Die Steile Wand, der Kuppe gegenüber, lag noch tief unter ihm. Er sah weit über sie hinweg; er sah über alle Berge der Kette hinweg, in die endlose Ebene mit ihren Städten und Dörfern nach der einen, in Gebirge und Waldungen nach den andern Seiten. Aber die Mannigfaltigkeiten und Schönheiten der Natur waren für seinen Unmuth nicht da. Ihn beschäftigte etwas Anderes.

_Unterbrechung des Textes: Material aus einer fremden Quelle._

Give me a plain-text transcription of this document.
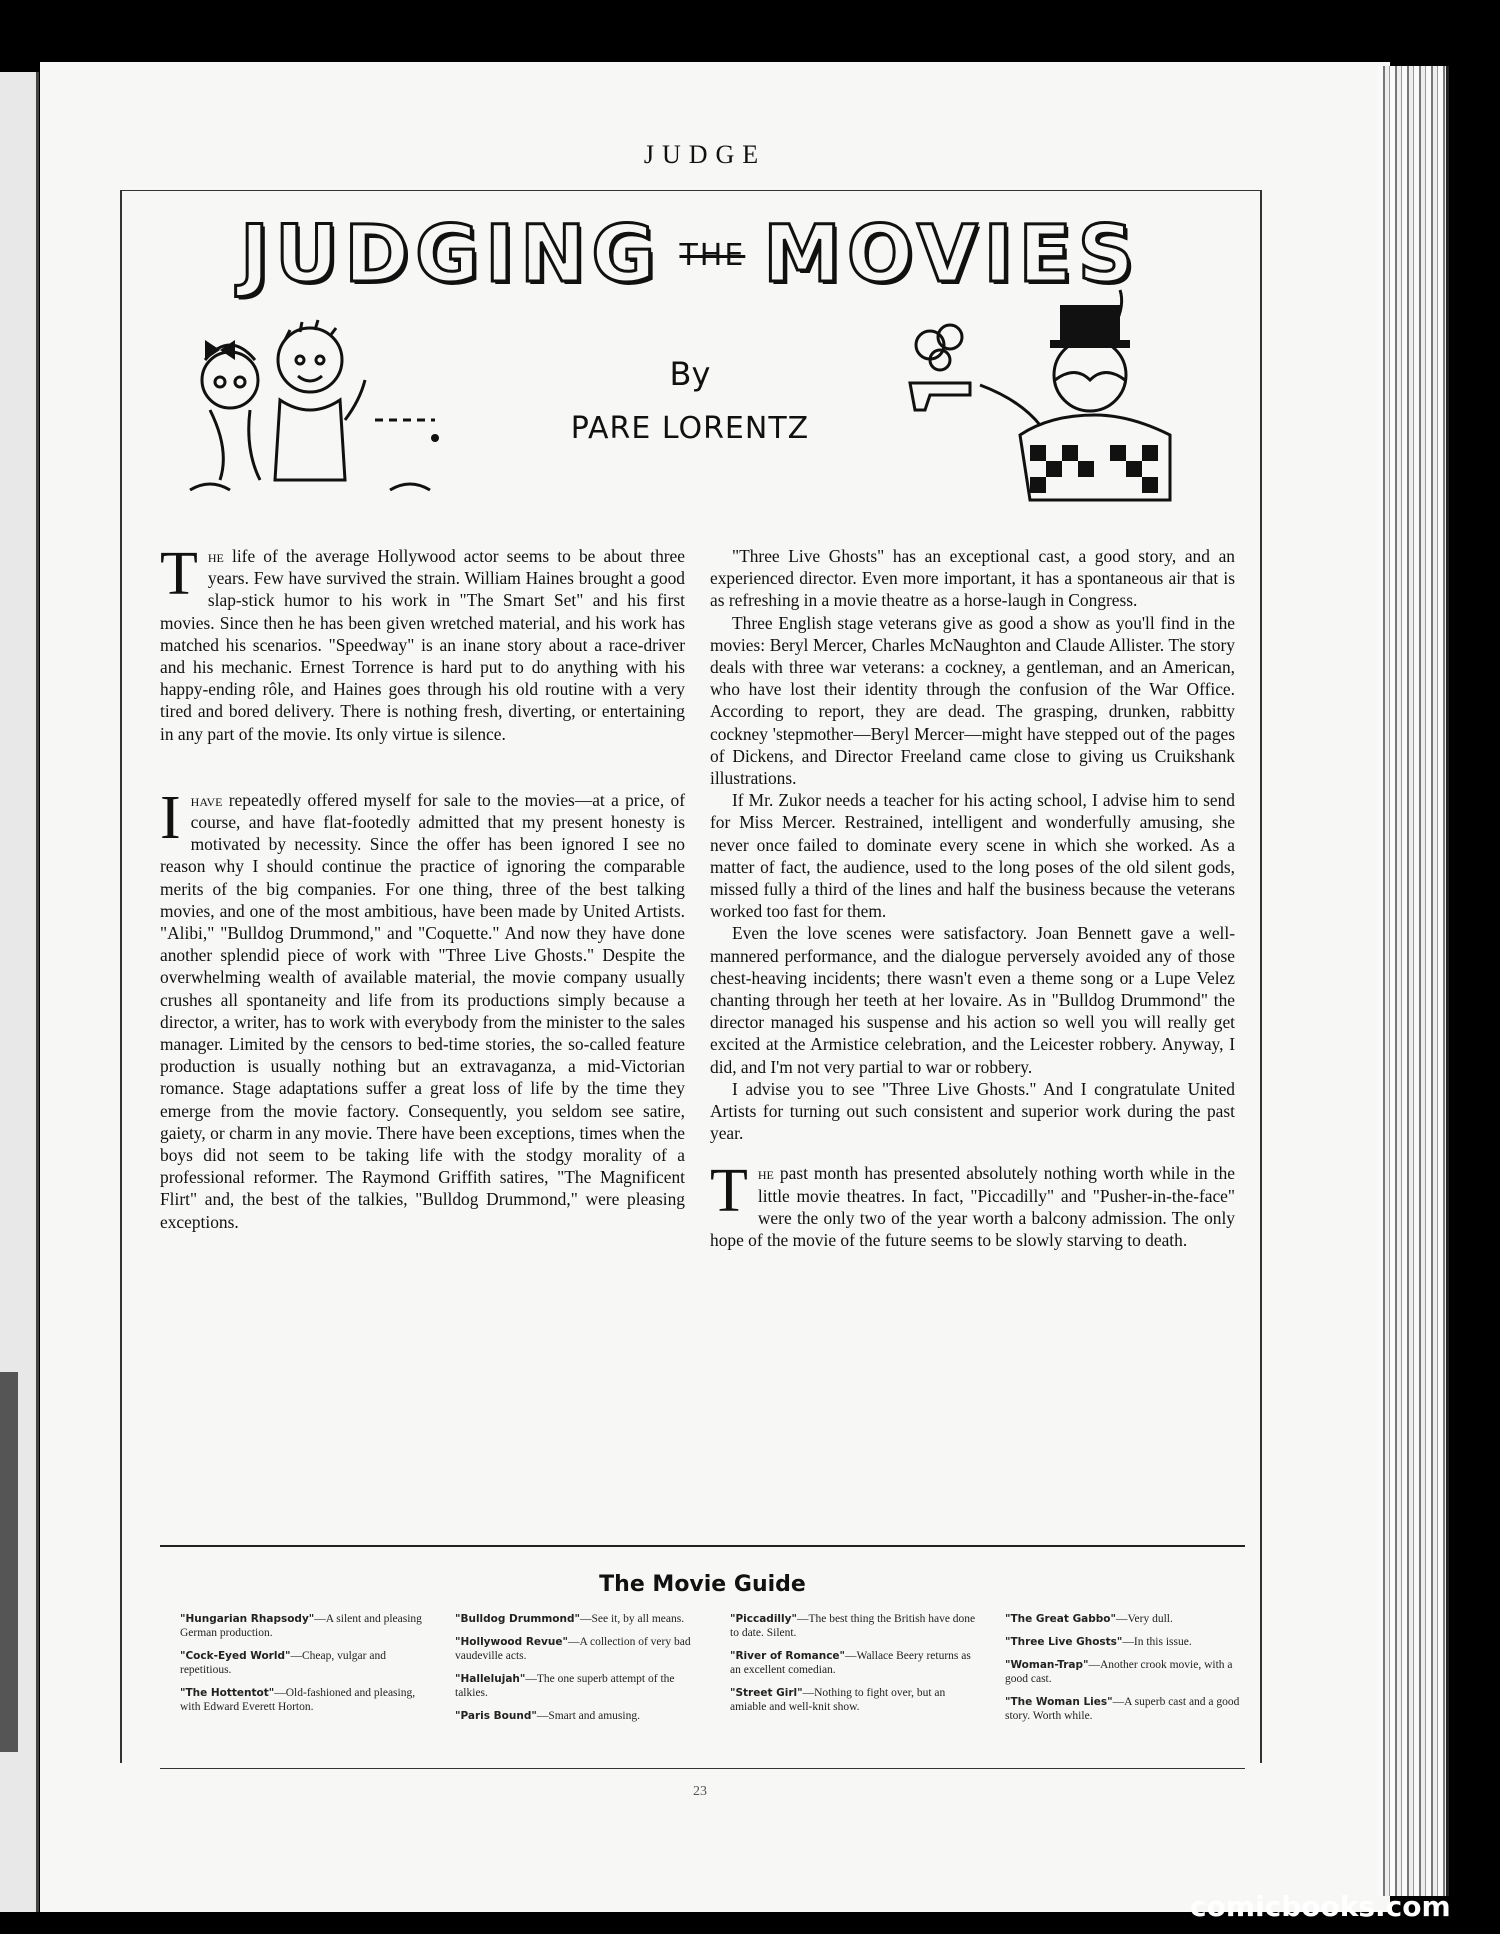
JUDGE
JUDGING THE MOVIES
By
PARE LORENTZ

The life of the average Hollywood actor seems to be about three years. Few have survived the strain. William Haines brought a good slap-stick humor to his work in "The Smart Set" and his first movies. Since then he has been given wretched material, and his work has matched his scenarios. "Speedway" is an inane story about a race-driver and his mechanic. Ernest Torrence is hard put to do anything with his happy-ending rôle, and Haines goes through his old routine with a very tired and bored delivery. There is nothing fresh, diverting, or entertaining in any part of the movie. Its only virtue is silence.

Ihave repeatedly offered myself for sale to the movies—at a price, of course, and have flat-footedly admitted that my present honesty is motivated by necessity. Since the offer has been ignored I see no reason why I should continue the practice of ignoring the comparable merits of the big companies. For one thing, three of the best talking movies, and one of the most ambitious, have been made by United Artists. "Alibi," "Bulldog Drummond," and "Coquette." And now they have done another splendid piece of work with "Three Live Ghosts." Despite the overwhelming wealth of available material, the movie company usually crushes all spontaneity and life from its productions simply because a director, a writer, has to work with everybody from the minister to the sales manager. Limited by the censors to bed-time stories, the so-called feature production is usually nothing but an extravaganza, a mid-Victorian romance. Stage adaptations suffer a great loss of life by the time they emerge from the movie factory. Consequently, you seldom see satire, gaiety, or charm in any movie. There have been exceptions, times when the boys did not seem to be taking life with the stodgy morality of a professional reformer. The Raymond Griffith satires, "The Magnificent Flirt" and, the best of the talkies, "Bulldog Drummond," were pleasing exceptions.

"Three Live Ghosts" has an exceptional cast, a good story, and an experienced director. Even more important, it has a spontaneous air that is as refreshing in a movie theatre as a horse-laugh in Congress.

Three English stage veterans give as good a show as you'll find in the movies: Beryl Mercer, Charles McNaughton and Claude Allister. The story deals with three war veterans: a cockney, a gentleman, and an American, who have lost their identity through the confusion of the War Office. According to report, they are dead. The grasping, drunken, rabbitty cockney 'stepmother—Beryl Mercer—might have stepped out of the pages of Dickens, and Director Freeland came close to giving us Cruikshank illustrations.

If Mr. Zukor needs a teacher for his acting school, I advise him to send for Miss Mercer. Restrained, intelligent and wonderfully amusing, she never once failed to dominate every scene in which she worked. As a matter of fact, the audience, used to the long poses of the old silent gods, missed fully a third of the lines and half the business because the veterans worked too fast for them.

Even the love scenes were satisfactory. Joan Bennett gave a well-mannered performance, and the dialogue perversely avoided any of those chest-heaving incidents; there wasn't even a theme song or a Lupe Velez chanting through her teeth at her lovaire. As in "Bulldog Drummond" the director managed his suspense and his action so well you will really get excited at the Armistice celebration, and the Leicester robbery. Anyway, I did, and I'm not very partial to war or robbery.

I advise you to see "Three Live Ghosts." And I congratulate United Artists for turning out such consistent and superior work during the past year.

The past month has presented absolutely nothing worth while in the little movie theatres. In fact, "Piccadilly" and "Pusher-in-the-face" were the only two of the year worth a balcony admission. The only hope of the movie of the future seems to be slowly starving to death.

The Movie Guide
"Hungarian Rhapsody"—A silent and pleasing German production.
"Cock-Eyed World"—Cheap, vulgar and repetitious.
"The Hottentot"—Old-fashioned and pleasing, with Edward Everett Horton.
"Bulldog Drummond"—See it, by all means.
"Hollywood Revue"—A collection of very bad vaudeville acts.
"Hallelujah"—The one superb attempt of the talkies.
"Paris Bound"—Smart and amusing.
"Piccadilly"—The best thing the British have done to date. Silent.
"River of Romance"—Wallace Beery returns as an excellent comedian.
"Street Girl"—Nothing to fight over, but an amiable and well-knit show.
"The Great Gabbo"—Very dull.
"Three Live Ghosts"—In this issue.
"Woman-Trap"—Another crook movie, with a good cast.
"The Woman Lies"—A superb cast and a good story. Worth while.
23
comicbooks.com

„Wo er bleiben mag! Er muß schon über eine Stunde fort sein. Die Sonne stand noch hoch, als er ging; jetzt wird sie schon bald untergehen. Er glaubte, in kurzer Zeit wieder da zu sein. Wenn ihm ein Unglück begegnet wäre, wenn er den Verfolgern in die Hände gefallen wäre! Teufel! Ich wäre mit ihm verloren. Mit dem verdammten Arme könnte ich mich nicht wehren. O, ich würde es dennoch. Lebend bringen sie mich in jene Löcher nicht zurück. Zuletzt bliebe das Grab da unten?“

Er lag an der abschüssigsten Stelle des Berges; fast so steil, wie die Steile Wand ihm gegenüber, senkte von dem Gemäuer ab die Seite der Kuppe sich hinunter, in den tiefen, dunkeln Abgrund, der den Felsen und die Kuppe von einander trennte. Der Mann mit dem verwundeten Arm brauchte auf der Stelle, an der er lag, sich nur herumzuwerfen, um in die bodenlose Tiefe hinunterzustürzen.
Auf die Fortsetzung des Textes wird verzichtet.